研究課題/領域番号 |
06J03784
|
研究種目 |
特別研究員奨励費
|
配分区分 | 補助金 |
応募区分 | 国内 |
研究分野 |
東洋史
|
研究機関 | 筑波大学 |
研究代表者 |
飯村 友紀 筑波大学, 大学院・人文社会科学研究科, 特別研究員(DC2)
|
研究期間 (年度) |
2006 – 2007
|
研究課題ステータス |
完了 (2007年度)
|
配分額 *注記 |
1,000千円 (直接経費: 1,000千円)
2007年度: 500千円 (直接経費: 500千円)
2006年度: 500千円 (直接経費: 500千円)
|
キーワード | 主体農法 / 三大革命小組 / セマウル運動 / 先軍政治 / 農業政策 / 北朝鮮の農業政策 / セマウル指導者 / 農工並進 / 小中華思想 |
研究概要 |
前年度に引き続き、北朝鮮の農業政策の形成・展開過程を研究した。

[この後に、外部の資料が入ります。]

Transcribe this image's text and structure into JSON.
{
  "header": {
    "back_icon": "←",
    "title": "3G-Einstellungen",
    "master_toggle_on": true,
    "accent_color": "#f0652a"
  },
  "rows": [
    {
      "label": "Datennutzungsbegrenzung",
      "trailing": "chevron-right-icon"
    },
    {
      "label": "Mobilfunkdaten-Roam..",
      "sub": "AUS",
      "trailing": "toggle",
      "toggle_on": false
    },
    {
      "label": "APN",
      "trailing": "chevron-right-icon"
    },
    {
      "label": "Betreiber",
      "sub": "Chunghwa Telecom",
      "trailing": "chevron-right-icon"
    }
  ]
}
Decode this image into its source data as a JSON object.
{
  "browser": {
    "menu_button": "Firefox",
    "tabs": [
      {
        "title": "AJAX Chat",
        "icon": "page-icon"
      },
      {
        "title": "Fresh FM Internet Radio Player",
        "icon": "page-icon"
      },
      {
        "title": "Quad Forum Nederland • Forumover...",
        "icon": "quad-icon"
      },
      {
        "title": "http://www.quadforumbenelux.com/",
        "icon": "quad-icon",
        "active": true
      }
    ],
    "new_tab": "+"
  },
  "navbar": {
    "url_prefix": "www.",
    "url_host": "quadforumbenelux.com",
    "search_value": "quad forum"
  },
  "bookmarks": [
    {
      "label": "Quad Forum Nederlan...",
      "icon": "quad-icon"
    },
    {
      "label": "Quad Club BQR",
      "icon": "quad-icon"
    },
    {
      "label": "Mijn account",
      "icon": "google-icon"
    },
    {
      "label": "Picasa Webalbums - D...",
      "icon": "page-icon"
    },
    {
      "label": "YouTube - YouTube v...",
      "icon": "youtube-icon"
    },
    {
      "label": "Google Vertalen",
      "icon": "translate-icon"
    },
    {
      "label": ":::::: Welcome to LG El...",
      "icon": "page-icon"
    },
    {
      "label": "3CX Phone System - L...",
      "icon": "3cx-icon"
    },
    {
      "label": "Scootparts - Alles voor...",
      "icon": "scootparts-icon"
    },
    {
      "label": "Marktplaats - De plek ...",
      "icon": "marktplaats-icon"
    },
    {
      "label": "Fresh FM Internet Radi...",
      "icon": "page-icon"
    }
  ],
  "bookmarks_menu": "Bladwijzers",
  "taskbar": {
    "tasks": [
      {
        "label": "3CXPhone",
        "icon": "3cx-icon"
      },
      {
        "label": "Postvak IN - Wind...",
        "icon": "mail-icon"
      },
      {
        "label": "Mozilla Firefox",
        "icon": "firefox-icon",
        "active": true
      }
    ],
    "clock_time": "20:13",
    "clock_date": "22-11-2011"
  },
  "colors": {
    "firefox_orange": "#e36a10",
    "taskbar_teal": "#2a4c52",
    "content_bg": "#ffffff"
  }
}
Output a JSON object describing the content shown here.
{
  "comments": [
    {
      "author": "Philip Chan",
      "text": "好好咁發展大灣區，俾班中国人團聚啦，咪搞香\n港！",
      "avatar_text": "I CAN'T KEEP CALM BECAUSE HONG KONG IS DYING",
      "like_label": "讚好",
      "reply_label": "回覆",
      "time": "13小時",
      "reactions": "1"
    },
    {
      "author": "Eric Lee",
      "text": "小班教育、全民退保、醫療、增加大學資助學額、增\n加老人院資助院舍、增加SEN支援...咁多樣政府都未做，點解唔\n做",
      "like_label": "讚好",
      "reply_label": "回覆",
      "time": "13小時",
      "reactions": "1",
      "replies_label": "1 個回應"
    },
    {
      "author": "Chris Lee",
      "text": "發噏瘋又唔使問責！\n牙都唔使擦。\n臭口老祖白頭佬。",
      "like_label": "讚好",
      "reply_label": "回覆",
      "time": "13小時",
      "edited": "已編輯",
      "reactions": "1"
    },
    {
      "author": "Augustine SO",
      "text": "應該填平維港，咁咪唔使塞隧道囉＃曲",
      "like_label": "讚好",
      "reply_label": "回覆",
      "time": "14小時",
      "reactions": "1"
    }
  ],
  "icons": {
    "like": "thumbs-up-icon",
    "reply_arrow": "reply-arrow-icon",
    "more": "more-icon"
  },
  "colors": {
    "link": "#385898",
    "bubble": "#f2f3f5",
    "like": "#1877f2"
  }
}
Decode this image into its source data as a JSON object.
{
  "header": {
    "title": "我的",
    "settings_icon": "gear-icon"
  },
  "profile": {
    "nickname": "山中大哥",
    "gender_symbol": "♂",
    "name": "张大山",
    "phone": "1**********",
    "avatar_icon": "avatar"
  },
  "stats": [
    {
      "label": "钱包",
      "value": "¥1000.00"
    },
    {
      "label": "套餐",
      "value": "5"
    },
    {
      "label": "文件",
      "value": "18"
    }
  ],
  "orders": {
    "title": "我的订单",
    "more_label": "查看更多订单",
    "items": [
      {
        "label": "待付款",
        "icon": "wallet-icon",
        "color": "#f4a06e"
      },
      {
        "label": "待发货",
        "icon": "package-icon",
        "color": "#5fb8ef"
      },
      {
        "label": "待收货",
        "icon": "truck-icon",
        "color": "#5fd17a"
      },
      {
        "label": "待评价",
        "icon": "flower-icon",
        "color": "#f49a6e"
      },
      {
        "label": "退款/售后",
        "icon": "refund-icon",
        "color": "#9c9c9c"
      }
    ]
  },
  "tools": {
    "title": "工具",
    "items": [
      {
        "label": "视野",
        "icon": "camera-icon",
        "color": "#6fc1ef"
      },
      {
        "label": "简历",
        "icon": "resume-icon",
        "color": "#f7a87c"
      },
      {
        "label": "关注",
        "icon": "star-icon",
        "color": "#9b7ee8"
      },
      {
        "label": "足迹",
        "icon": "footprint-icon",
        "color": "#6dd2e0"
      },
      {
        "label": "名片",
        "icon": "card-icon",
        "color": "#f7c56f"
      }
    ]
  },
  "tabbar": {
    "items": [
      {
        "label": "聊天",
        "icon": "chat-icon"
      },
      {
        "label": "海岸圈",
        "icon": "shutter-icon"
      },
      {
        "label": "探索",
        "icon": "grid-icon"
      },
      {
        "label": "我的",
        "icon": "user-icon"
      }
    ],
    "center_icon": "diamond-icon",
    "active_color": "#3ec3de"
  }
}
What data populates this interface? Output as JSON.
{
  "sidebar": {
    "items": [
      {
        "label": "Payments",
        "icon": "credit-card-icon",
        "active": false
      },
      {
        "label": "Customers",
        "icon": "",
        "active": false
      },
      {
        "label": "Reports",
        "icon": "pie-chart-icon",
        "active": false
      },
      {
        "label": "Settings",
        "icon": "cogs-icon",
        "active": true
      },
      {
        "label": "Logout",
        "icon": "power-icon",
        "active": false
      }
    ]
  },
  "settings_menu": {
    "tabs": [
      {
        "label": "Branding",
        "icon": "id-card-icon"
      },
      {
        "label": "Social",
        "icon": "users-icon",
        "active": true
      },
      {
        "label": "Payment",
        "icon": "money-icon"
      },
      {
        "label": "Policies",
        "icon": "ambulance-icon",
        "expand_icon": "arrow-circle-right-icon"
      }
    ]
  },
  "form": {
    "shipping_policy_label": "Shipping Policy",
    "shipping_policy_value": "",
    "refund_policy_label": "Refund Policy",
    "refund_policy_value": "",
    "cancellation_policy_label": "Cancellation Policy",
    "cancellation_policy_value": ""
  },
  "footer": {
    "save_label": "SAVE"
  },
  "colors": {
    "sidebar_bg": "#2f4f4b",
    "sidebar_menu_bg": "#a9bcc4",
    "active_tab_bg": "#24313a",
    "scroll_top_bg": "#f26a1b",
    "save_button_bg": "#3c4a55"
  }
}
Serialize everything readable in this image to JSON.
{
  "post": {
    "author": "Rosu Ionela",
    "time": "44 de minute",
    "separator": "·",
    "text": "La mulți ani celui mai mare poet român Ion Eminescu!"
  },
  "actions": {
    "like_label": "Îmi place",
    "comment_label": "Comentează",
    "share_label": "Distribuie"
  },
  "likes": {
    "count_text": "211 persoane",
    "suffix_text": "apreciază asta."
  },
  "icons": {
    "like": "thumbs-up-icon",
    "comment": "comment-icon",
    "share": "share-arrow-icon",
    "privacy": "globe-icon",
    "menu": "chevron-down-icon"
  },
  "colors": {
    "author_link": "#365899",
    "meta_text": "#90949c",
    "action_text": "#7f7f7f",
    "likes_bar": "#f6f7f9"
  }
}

具体的には、北朝鮮の農業政策の形成における画期である1950年代前半〜1960年代と、1970年代、1980年代〜1990年代中盤、そして2000年代に着目し、農業政策においていかなる変化が見られたのかについて、考察を行った。その結果、当初のソ連式の農業協同化路線が、国内の政治情勢と相まってより過激に進められたこと、その過程で農業生産の急速な拡大を目指して耕地拡大や深耕・密植といった独特の手法がとられたこと、そして1970年代以降顕著となった農業生産の低下に対し、政策自体を変更するのではなく、それを厳格に実行させることによる増産が企図されたこと、そして対外的にもその「成果」が喧伝されたこと、1980年代中盤以降には経済システム全体の見直しが図られたものの、社会主義諸国の連鎖的崩壊という事態を受けてその試みが挫折したこと、さらには近年に至り、「先軍政治」という一種の軍国主義体制下において農業には軍事工業への蓄積集中という役割が充てられ、軍部門の農業全般への介入が進むなど、収奪がむしろ強化される傾向にあることが判明した。初期を除いたいずれの時期においても、農業政策を含めた経済システム全般の改革よりは弥縫的な改善措置による増収が選好された点が北朝鮮農業政策の大きな特徴であり、それを反復した結果、経済システム自体が崩壊に至ったという、その展開過程そのものにその特質を求めることが可能である。本研究はこのように長いタイムスパンから北朝鮮の農業政策を考察することで、その変化・変容の過程を解明しようとしている点に特徴があり、特に近年の「経済改革」の試みなどが注目される現状において一定の重要性を有すると考えられる。なお、本研究については複数の学術論文として発表するほか、平成20年度提出予定の博士学位論文の主要内容とする予定である。